Pictures have been totally random and disconnected. I know. My vision and intentions for this space are always changing, always growing with me. I don't fully remember my thoughts when I initially decided to start this venture, but I do remember at some point during the first year feeling like the blog controlled me rather than the other way around, and at that point I gave myself permission to always let it be whatever I needed it to be at any given time. I come here to preserve memories, to keep myself creative and to share ideas, and to connect and find community. I've been doing this for some 2.5 years or so now! I hope this place has matured with me and continues to reflect me as I grow and settle into my own self. The last several days and weeks have found me doing a lot of verbal (and maybe embarassingly angsty) processing with Alan about my life, usually while I pace around the kitchen and do a decent amount of dramatic hand-gesturing. I jokingly call it a quarter-life crisis, it's really a stirring in my gut, a longing for. . .? I'm not sure? To understand where I fit, what I'm good at, what I want to accomplish? Maybe I'm just restless! Alan says this happens to me every February. I don't remember, but he might be right. Perhaps I just need some fresh air. Or perhaps every February it just gets so absolutely dead and quiet that I'm forced to process my life just a little bit more, in a two month chunk every year. Anyways, as I was waxing on about these things Alan gently reminded me that I'm a mother, and sometimes that is enough. It was a good reminder that I certainly needed. I am not a mother only, but neither am I "only" a mother. In the midst of finding myself thinking, I have no legacy! What will it be? I am reminded that my children are just that.
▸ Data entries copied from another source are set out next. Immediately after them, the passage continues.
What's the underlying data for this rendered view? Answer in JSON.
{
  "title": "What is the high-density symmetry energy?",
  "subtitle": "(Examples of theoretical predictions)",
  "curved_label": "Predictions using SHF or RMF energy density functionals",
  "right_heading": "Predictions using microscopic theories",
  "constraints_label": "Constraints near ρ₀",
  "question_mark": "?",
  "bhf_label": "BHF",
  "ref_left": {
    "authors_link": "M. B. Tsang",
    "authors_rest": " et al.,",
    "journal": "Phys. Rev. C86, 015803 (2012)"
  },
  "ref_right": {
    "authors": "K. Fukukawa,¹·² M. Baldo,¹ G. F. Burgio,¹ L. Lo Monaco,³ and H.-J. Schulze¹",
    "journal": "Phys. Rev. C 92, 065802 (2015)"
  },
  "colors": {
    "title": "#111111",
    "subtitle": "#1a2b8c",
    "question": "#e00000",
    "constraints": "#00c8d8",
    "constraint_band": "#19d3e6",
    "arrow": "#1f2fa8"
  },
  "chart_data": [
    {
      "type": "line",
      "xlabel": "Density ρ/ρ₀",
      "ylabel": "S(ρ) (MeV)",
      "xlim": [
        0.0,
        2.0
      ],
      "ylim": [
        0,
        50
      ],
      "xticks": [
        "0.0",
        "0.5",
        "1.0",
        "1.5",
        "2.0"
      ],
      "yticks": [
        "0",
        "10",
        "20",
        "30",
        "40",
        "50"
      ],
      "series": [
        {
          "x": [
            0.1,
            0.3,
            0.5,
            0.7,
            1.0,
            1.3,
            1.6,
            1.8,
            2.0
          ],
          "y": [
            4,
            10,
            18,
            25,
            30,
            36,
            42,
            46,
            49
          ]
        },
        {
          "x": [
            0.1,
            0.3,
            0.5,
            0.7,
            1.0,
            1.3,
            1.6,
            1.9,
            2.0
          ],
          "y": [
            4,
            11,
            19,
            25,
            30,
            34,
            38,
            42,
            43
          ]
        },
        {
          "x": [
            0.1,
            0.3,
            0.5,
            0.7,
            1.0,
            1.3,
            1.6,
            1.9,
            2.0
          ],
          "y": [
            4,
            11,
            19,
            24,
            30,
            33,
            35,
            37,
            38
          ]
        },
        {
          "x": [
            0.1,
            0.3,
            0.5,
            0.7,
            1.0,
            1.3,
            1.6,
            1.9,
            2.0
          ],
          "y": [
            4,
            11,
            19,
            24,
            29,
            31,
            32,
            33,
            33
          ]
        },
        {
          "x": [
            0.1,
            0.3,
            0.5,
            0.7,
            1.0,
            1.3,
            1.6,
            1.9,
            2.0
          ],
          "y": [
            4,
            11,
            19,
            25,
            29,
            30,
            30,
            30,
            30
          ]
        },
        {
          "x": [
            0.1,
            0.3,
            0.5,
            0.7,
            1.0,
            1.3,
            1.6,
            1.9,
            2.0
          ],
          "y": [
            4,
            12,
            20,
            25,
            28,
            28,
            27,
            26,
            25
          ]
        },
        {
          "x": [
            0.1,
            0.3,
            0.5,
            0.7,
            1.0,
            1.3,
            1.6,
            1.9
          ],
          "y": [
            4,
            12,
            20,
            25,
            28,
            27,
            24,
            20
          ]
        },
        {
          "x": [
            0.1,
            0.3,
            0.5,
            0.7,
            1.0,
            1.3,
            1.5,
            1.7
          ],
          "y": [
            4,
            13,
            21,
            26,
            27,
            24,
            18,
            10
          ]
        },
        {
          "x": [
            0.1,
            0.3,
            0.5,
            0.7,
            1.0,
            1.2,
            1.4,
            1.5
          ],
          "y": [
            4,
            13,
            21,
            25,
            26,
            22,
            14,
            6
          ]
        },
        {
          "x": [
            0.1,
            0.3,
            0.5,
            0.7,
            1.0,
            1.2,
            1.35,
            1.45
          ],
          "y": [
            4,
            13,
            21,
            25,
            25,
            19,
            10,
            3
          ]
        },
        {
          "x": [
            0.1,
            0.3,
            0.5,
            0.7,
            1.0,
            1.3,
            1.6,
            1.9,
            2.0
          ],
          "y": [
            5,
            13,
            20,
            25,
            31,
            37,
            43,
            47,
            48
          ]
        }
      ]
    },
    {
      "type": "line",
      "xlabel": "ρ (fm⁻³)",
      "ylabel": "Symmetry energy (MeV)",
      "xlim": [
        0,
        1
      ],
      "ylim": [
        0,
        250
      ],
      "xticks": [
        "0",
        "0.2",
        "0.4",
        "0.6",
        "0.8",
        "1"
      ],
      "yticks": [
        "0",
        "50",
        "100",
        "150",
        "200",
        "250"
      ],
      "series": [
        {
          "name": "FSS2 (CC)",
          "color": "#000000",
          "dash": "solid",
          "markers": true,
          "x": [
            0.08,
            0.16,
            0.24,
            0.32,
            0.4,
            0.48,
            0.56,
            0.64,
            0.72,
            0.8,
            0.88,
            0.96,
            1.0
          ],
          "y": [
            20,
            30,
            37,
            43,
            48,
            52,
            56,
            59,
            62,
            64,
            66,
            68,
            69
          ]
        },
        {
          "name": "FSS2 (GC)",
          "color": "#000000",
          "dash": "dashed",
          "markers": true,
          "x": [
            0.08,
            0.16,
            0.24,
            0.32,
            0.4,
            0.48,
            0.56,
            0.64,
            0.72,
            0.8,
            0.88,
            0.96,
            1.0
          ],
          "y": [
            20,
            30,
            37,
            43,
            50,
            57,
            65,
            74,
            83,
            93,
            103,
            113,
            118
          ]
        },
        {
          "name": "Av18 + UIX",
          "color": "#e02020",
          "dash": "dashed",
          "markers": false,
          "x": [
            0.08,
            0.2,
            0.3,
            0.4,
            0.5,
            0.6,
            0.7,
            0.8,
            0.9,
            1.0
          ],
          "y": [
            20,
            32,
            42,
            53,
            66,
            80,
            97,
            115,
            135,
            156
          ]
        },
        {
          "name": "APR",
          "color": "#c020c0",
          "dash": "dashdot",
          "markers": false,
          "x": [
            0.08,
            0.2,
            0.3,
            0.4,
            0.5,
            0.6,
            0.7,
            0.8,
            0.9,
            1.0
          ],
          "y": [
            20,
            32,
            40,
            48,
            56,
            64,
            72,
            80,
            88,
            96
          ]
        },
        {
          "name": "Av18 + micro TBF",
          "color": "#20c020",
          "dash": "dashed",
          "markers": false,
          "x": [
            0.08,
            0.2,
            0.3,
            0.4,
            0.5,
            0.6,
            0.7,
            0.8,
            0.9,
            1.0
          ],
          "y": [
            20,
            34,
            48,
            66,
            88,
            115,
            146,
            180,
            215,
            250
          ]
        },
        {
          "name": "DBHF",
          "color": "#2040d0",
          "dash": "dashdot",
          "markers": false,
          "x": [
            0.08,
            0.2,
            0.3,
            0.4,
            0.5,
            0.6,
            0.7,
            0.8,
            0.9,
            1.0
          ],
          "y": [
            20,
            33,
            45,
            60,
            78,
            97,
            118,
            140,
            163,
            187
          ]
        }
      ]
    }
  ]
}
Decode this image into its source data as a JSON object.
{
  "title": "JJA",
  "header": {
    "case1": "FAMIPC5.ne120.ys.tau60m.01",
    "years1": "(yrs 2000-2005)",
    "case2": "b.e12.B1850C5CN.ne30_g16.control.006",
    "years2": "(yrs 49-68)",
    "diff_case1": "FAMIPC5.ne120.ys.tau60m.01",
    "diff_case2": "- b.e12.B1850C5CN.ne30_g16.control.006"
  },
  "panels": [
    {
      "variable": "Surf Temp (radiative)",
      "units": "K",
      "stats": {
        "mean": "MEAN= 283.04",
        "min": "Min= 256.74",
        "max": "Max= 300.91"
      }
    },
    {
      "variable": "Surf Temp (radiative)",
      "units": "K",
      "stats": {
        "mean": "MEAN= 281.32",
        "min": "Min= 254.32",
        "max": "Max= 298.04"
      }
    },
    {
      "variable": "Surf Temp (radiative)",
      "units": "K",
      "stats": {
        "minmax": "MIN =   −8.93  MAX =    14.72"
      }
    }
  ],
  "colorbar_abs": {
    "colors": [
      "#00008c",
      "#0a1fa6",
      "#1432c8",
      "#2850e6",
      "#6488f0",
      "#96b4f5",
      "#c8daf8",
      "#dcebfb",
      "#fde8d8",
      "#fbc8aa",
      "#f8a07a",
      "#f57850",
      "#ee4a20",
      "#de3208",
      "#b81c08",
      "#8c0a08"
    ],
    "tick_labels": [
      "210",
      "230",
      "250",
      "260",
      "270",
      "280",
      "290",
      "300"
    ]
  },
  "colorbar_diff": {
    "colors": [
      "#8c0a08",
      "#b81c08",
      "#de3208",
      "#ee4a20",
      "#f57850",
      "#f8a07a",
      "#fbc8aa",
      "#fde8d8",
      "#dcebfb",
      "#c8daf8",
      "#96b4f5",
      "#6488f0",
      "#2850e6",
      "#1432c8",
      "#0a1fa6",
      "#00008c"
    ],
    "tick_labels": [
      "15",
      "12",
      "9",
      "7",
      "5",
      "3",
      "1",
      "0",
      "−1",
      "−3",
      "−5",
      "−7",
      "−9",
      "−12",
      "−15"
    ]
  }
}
I have other passions, other goals, and perhaps I will be remembered for other things as well, but I refuse to accept that voice that says that the work of being a mother is somehow "less than", or that children are not a worthy legacy. I'm not the first to say this, but since I still struggle with feeling it, perhaps it needed repeating.

So that is where my mind has been, in this deepest, darkest end of winter, and I am finding beauty in snapshots, which is being reflected here. I can hardly believe that in 4 months time this space will be bursting forth with verdant garden pictures, and surely my heart and mind will bend into summer and this space will be just what I need and will reflect that, too.